Ian Hickson, Sun, 4 Apr 2010 00:34:29 +0000 (UTC):
> On Sat, 3 Apr 2010, Leif Halvard Silli wrote:
>> Ian Hickson, Fri, 2 Apr 2010 18:54:23 +0000 (UTC):
>> As for consistency with earlier specifications: That can be verified as 
>> untrue by looking at *the* earlier specification, HTML4. (Not to talk 
>> about the HTTP spec.)
> I am not sure what you are referring to here. What claim is incorrect?

Julian's reading of HTML4 is that HTML4 is silent on this issue. [1]  
If so (not sure what exactly he meant), then you claim above about 
consistency with earlier specifications is wrong, for that reason. 

But perhaps Julian meant this: HTML4 allows both whitespace as well as 
a comma separated list inside the content attribute. Your change 
proposal does not allow this. Thus it breaks with HTML4, and thus your 
claim is untrue. (The HTML4 permission of whitespace is important, as 
I've argued in another bug 9264.)

It is also untrue for another reason: HTML4 does make clear that it 
sees content-language as one and the same thing, regardless of whether 
it comes from server or from the <meta> c-l tag. The third step in the 
section "Inheritance of language codes" of HTML4 says: [2] 

]] The HTTP "Content-Language" header (which may be configured in a 
server). For example:
   Content-Language: en-cockney  [[

As you can see, it doesn't even use a <meta> c-l element in the example 
- instead it shows a HTTP header - despite that the preceding text 
*does have in mind* the <meta> c-l element: "The HTTP 
"Content-Language" header (which may be configured in a server)".

And here we have another problem with your proposal: A HTTP header 
should be given priority over any <meta> element inside <head> (that is 
how <meta> charset is treated). But, as we know, user agents do not do 
that when it comes to <meta> c-l. Well, they do, when it comes to 
content-negotiation (one of the original purposes of c-l http header). 
But when it comes to using the c-l HTTP header for fallback, then user 
agents in practise give priority to the <meta> element, if present. 
Also, they give priority to the *last* <meta> c-l. 

OK. But then your text propose that they start to look *not at the 
last* but at the *first* <meta> c-l. What for? If you ask that user 
agents make such a drastic change with regard to what they give 
priority, why not ask them to give priority to the server instead?
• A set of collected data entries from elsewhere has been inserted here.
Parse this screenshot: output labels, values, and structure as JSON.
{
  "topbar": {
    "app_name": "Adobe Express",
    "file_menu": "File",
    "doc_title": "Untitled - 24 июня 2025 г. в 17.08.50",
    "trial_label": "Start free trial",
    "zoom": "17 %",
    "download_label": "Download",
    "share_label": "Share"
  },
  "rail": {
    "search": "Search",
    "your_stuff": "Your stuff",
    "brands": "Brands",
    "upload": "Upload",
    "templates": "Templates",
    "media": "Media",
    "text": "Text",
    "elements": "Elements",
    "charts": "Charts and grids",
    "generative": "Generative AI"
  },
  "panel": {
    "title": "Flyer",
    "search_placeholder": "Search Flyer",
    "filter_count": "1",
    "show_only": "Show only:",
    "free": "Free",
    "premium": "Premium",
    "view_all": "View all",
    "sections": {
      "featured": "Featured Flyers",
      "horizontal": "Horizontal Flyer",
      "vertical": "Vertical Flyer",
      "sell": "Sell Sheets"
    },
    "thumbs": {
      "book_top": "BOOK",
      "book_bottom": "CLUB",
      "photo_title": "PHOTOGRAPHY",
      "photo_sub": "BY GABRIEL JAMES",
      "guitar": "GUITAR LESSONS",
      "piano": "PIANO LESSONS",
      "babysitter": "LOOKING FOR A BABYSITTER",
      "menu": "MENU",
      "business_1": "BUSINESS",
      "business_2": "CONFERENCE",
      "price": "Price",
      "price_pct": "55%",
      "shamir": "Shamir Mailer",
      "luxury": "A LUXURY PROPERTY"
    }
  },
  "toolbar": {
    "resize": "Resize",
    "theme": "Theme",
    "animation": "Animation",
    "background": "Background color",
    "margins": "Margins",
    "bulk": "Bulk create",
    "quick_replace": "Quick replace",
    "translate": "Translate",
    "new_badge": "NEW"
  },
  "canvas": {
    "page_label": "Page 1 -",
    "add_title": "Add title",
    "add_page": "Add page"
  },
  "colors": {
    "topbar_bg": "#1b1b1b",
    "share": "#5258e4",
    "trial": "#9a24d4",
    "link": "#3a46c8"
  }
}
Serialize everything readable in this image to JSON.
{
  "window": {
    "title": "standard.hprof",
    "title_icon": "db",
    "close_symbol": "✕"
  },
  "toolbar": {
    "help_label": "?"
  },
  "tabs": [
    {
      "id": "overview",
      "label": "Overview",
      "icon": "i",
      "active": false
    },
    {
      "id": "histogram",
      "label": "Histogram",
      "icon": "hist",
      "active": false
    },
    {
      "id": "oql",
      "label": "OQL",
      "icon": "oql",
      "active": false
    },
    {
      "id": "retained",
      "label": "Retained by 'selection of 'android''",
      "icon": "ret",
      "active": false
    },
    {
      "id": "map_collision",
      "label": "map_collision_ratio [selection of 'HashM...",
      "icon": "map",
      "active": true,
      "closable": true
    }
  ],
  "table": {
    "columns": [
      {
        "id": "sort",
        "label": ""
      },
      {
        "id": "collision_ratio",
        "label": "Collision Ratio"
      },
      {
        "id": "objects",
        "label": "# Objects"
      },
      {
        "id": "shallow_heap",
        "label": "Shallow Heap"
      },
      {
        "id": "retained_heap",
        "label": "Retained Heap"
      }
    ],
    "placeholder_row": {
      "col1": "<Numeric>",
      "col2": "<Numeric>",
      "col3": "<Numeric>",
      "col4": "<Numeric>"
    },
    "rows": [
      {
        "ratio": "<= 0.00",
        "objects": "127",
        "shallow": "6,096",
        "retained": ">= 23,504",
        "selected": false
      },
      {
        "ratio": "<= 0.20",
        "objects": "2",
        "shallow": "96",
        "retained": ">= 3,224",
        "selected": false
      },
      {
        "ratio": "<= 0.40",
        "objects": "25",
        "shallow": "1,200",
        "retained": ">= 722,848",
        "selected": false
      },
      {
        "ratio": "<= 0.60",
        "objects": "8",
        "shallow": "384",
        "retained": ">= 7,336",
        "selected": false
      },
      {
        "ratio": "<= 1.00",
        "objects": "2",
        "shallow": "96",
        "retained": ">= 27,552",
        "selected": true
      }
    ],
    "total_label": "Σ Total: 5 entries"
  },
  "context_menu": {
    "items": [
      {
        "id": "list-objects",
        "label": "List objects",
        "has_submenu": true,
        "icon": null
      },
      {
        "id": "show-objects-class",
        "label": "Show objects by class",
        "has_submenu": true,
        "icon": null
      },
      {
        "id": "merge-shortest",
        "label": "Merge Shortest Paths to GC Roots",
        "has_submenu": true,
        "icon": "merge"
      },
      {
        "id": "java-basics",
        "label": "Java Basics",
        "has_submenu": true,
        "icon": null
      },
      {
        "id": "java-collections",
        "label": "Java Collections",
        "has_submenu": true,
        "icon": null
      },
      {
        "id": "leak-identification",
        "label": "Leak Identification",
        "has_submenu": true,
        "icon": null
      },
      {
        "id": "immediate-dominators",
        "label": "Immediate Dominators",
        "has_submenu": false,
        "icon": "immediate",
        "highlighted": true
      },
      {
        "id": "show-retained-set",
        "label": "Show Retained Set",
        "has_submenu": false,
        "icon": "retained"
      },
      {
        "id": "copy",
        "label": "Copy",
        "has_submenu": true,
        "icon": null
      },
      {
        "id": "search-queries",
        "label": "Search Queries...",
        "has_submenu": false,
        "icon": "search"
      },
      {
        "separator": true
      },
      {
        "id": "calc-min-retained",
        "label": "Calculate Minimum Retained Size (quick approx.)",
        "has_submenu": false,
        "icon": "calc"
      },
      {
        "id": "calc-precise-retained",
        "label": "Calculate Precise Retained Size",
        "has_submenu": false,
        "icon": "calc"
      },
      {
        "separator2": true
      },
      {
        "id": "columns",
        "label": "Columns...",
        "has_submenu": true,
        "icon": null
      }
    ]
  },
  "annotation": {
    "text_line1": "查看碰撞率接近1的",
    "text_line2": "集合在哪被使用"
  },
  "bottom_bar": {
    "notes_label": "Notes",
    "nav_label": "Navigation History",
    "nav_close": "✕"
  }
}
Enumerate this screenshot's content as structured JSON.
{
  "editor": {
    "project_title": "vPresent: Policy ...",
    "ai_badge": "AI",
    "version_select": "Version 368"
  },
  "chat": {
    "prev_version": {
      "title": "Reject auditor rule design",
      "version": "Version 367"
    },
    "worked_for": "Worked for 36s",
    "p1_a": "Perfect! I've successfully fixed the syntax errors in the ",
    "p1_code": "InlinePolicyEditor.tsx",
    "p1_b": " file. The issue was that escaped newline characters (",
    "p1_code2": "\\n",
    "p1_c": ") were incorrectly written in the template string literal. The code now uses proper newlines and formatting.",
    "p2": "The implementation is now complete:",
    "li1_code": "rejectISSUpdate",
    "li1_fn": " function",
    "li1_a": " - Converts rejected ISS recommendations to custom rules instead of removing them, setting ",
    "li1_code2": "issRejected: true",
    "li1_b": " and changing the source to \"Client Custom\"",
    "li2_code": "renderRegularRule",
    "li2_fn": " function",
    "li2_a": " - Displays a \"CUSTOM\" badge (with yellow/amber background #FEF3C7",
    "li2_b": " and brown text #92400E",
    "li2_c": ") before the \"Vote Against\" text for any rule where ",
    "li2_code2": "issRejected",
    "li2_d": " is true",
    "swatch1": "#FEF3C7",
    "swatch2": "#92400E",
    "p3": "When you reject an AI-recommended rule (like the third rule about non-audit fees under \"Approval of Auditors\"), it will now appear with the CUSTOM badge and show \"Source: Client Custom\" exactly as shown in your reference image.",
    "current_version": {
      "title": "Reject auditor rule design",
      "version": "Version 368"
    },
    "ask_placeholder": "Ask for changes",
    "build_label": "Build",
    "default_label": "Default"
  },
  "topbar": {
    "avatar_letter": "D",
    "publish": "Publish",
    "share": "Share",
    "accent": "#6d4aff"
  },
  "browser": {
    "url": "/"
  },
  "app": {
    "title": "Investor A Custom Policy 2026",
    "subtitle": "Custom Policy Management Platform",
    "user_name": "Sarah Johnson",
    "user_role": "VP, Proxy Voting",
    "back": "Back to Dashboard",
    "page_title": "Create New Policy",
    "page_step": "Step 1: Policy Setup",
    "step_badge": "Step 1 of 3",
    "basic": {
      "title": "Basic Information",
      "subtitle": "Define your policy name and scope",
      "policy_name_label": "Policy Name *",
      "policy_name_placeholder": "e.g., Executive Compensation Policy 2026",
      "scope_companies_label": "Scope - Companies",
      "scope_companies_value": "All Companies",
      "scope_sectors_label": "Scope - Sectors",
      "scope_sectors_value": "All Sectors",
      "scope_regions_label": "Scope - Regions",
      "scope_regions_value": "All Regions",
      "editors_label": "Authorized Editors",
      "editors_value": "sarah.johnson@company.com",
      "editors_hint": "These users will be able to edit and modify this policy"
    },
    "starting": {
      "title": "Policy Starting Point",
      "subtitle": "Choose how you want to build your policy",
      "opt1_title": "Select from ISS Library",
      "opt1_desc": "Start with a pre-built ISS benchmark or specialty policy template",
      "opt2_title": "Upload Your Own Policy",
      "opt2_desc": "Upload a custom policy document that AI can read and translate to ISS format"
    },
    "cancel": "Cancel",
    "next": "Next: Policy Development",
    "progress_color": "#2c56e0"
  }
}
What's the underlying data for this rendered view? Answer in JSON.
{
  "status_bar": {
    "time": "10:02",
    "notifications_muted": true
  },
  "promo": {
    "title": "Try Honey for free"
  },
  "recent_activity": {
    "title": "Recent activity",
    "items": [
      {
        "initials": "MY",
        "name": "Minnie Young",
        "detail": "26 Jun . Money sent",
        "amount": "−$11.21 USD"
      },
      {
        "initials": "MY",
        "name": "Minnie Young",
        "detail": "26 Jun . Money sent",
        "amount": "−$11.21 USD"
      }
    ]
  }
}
If 
you asked them to give priority to the server, then I would be OK with 
requiring UAs to look at the first <meta> c-l element (whenever there 
is more than one present). Asking user agents to go the half way is 
hardly helpful. Then it is better to remain at the point where one 
already is. (And user agents are united in this: They all give priority 
to the last <meta> c-l. And they also all give priority to the <met> 
c-l instead of giving priority to the server.) Why require change, for 
so little?

And, btw, I18N group: why don't you make the same point?